Il semble donc que le rôle des parlements dans la construction de nos nations doive être repensé, au regard de ces trois voies disqualifiées par l’Histoire et par l’examen de la raison critique. Ce n’est ni dans l’incantation nationaliste, ni dans le particularisme parlementariste, encore moins dans l’irresponsabilité coupable des élus envers leurs peuples, que se joue l’avenir positif de nos peuples. Les parlements, résolument, doivent être des lieux de proposition, d’examen critique, d’expertise, de débats sans complexes, de législation durable et de renouvellement des sociétés démocratiques. L’expérience ivoirienne, celle de la longue crise identitaire que nous avons connue, en particulier depuis le décès du président Félix-Houphouët-Boigny, nous a au moins appris les fondamentaux que voici :

Premièrement,
Les parlements peuvent et doivent participer à la construction de la nation en rapprochant le système démocratique des citoyens qui y délèguent leurs pouvoirs aux élus. La parole parlementaire est une médiation entre le particulier et l’universel. Le député, dans un pays comme le nôtre où l’espoir a failli disparaître, est une courroie de transmission entre le local et le national, mais aussi le national et le global. Il fait voir l’intérêt général aux populations locales comme il fait voir l’intérêt particulier des citoyens aux décideurs nationaux. Il contribue, qui plus est, par la diplomatie parlementaire, à construire cette amitié des peuples qui passe par la collégialité internationale des élus, donnant un ancrage profond aux relations internationales entre les Etats.

Deuxièmement,
Les parlements peuvent et doivent participer à la construction de la nation en étant force de propositions, dans la vision de l’avenir de leurs peuples. A l’ère des caisses de résonnance qui ont laissé dire et faire tout et n’importe quoi à la gloire des grands timoniers de la Nation, doit résolument succéder l’ère des lieux de délibération critique qui dotent chaque pays d’un cerveau collectif suffisamment productif pour penser et anticiper l’avenir avec lucidité et créativité. L’ère de la castration parlementaire est finie. Désormais, comptent l’innovation, la liberté d’examen, le droit à l’objection de conscience, le droit d’opposition constructive et surtout, la préservation du pluralisme raisonnable comme âme de la démocratie globale.

Troisièmement,
Les parlements ne peuvent contribuer à la construction des nations que s’ils sont réellement représentatifs de la diversité sociologique, culturelle, économique et politique des citoyens.

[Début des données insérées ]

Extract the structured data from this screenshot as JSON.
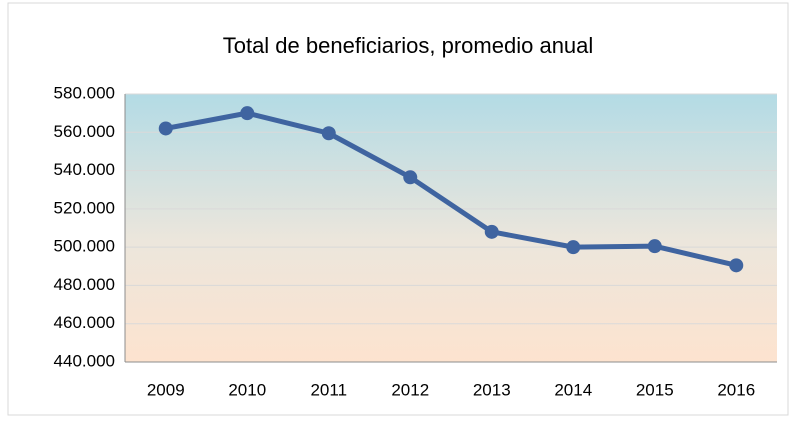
{
  "chart_data": {
    "type": "line",
    "title": "Total de beneficiarios, promedio anual",
    "categories": [
      "2009",
      "2010",
      "2011",
      "2012",
      "2013",
      "2014",
      "2015",
      "2016"
    ],
    "series": [
      {
        "name": "Total de beneficiarios",
        "color": "#3f64a0",
        "values": [
          562000,
          570000,
          559500,
          536500,
          508000,
          500000,
          500500,
          490500
        ]
      }
    ],
    "ylim": [
      440000,
      580000
    ],
    "yticks": [
      {
        "value": 440000,
        "label": "440.000"
      },
      {
        "value": 460000,
        "label": "460.000"
      },
      {
        "value": 480000,
        "label": "480.000"
      },
      {
        "value": 500000,
        "label": "500.000"
      },
      {
        "value": 520000,
        "label": "520.000"
      },
      {
        "value": 540000,
        "label": "540.000"
      },
      {
        "value": 560000,
        "label": "560.000"
      },
      {
        "value": 580000,
        "label": "580.000"
      }
    ],
    "grid": true
  }
}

Cette représentativité doit être régulièrement contrôlée par des sondages permettant d’affiner sans cesse le jugement des élus et de clarifier leurs décisions et votes.

Quatrièmement,
La construction des nations par les parlements, ne peut se faire sans des mécanismes d’inclusion des minorités. Ici, il faut mobiliser toute la panoplie des techniques de représentation pour donner une chance à toutes les minorités de la nation de pouvoir s’exprimer dans le débat parlementaire.

Cinquièmement
La construction nationale, pour les parlements, passe par la clarification du statut de la citoyenneté comme une appartenance à l’Etat de droit qui ne nie pas la diversité culturelle. Il y a un lien entre nation et nationalité, à condition de passer par la citoyenneté. Etre ivoirien, c’est donc d’abord être un citoyen lié par des droits et devoirs qui constituent le socle de sa nationalité.

Sixièmement
La collégialité parlementaire est un avantage et un symbole fort de l’égalité entre les citoyens. Le fait qu’un député en vaille un autre, le fait que les sujets d’intérêt national soient débattus de façon contradictoire et libre, l’horizontalité du discours parlementaire est un vrai facteur de construction nationale.

Septièmement
Dans la sphère propre de la francophonie, les Assises que nous tenons en ces lieux témoignent de notre commun engagement à partager des valeurs morales, politiques, voire culturelles dont l’universalité est la base de notre droit de regard mutuel sur la marche de nos nations. Loin d’être simplement ingérence, la prévention des crises, dans le cadre des organisations de la Francophonie, me semble tenir à la nécessité d’empêcher le triomphe de la violence, de la misère et de l’ignorance. Mieux encore, l’engagement des Etats francophones à avoir un droit de regard sur leurs évolutions nationales respectives est la forme tangible d’une solidarité morale et d’une politique de civilisation qui rendront possible demain, un monde globalement meilleur que celui d’aujourd’hui.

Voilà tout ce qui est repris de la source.